Auction Catalogue
Five: Lieutenant-Colonel E. Crawshay-Williams, Royal Horse Artillery and Royal Field Artillery, who served as Liberal Member of Parliament for Leicester from 1910-13 and as Parliamentary Private Secretary to David Lloyd George
British War and Victory Medals (Major E. Crawshay-Williams.); Territorial Force War Medal 1914-19 (Major E. Crawshay-Williams. R.A.); Delhi Durbar 1903, silver, unnamed as issued, Lacking integral top riband buckle; Coronation 1911, unnamed as issued, mounted as worn, minor contact marks to Delhi Durbar and Coronation medals, otherwise good very fine and better (5) £400-£500
Eliot Crawshay-Williams was born on 4 September 1879, the elder son of barrister and politician Arthur John Williams of Coed-y-Mwstwr, Glamorgan. Educated at Eton and Trinity College, Oxford, he served under Winston Churchill at the Colonial Office from 1906-08 and was successfully elected as a Member of Parliament in the January 1910 General Election. Appointed Parliamentary Private Secretary to Lloyd George who was at that time Chancellor of the Exchequer, he likely assisted with the National Insurance Act of 1911 and other measures which led to the establishment of the modern welfare state. With his superior embroiled in the Marconi scandal of 1913, Crawshay-Williams himself saw his name flashed across the contemporary press after being exposed in a divorce case brought by fellow Liberal Hubert Carr-Gomm, M.P. for Rotherhithe; according to the recipient’s autobiography, the publicity spelt ‘the death blow of my career’ and he was forced to resign from politics in 1913.
Appointed Temporary Major in the 1/1st Leicestershire Royal Horse Artillery in 1914, Crawshay-Williams saw active service in France with the 110th Battery, Royal Field Artillery, from 26 February 1916. Initially posted overseas as Captain, he was advanced Major and was later appointed Lieutenant Colonel in 1919. A short while later he made an application for his Great War medals whilst serving at Northern Command, York. Returned to civilian life, Crawshay-Williams spent the inter-war years attempting to forge a living as an author of fiction and political texts; he wrote numerous novels, short stories, pieces of poetry, plays and film scripts, his work including the screenplay Service for Ladies (1932), the play Fascination (1931) and the Night in the Hotel (1931).

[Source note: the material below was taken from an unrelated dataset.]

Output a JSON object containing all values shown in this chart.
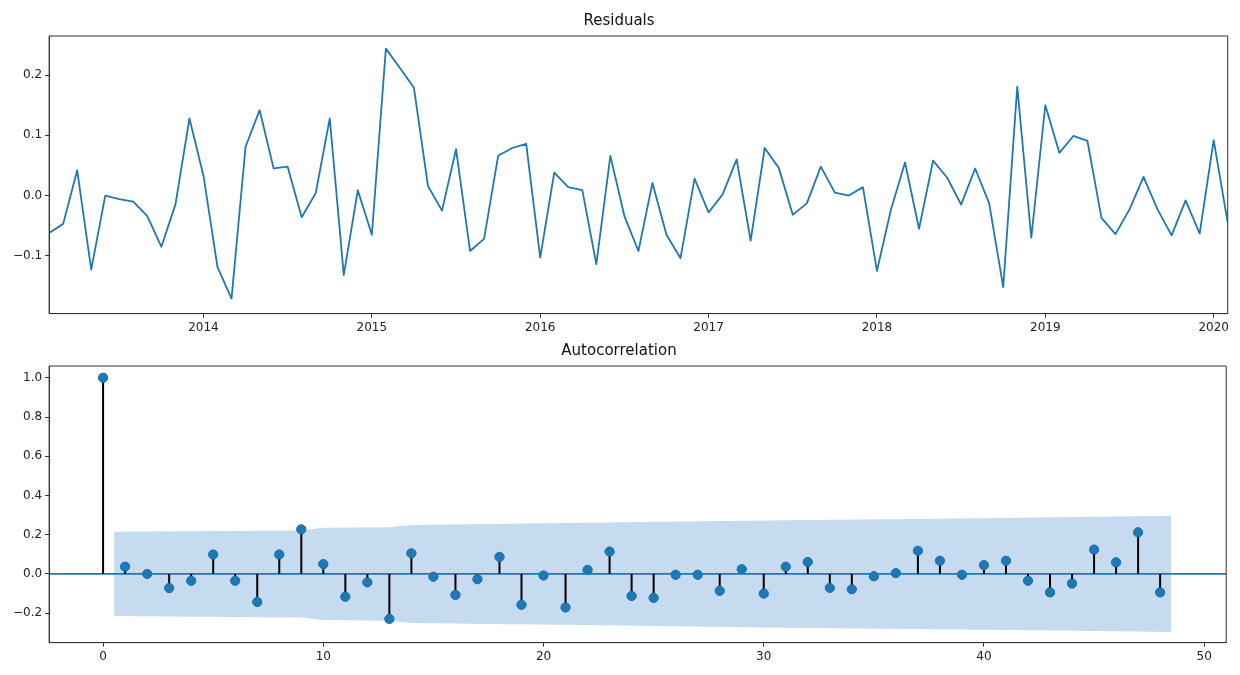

As a staunch believer in appeasement, he later wrote to his former boss, now Prime Minister, Winston Churchill, pleading that the latter should use our ‘nuisance value while we have one to get the best peace terms possible...’
Churchill’s reply was bitingly brief: “I am ashamed of you for writing such a letter. I return it to you - to burn and forget.”
Crawshay-Williams later served from 1941-43 as a Civil Defence Officer at Treforest Trading Estate in Pontypridd, South Wales. He retired to Deal in Kent and died in 1962.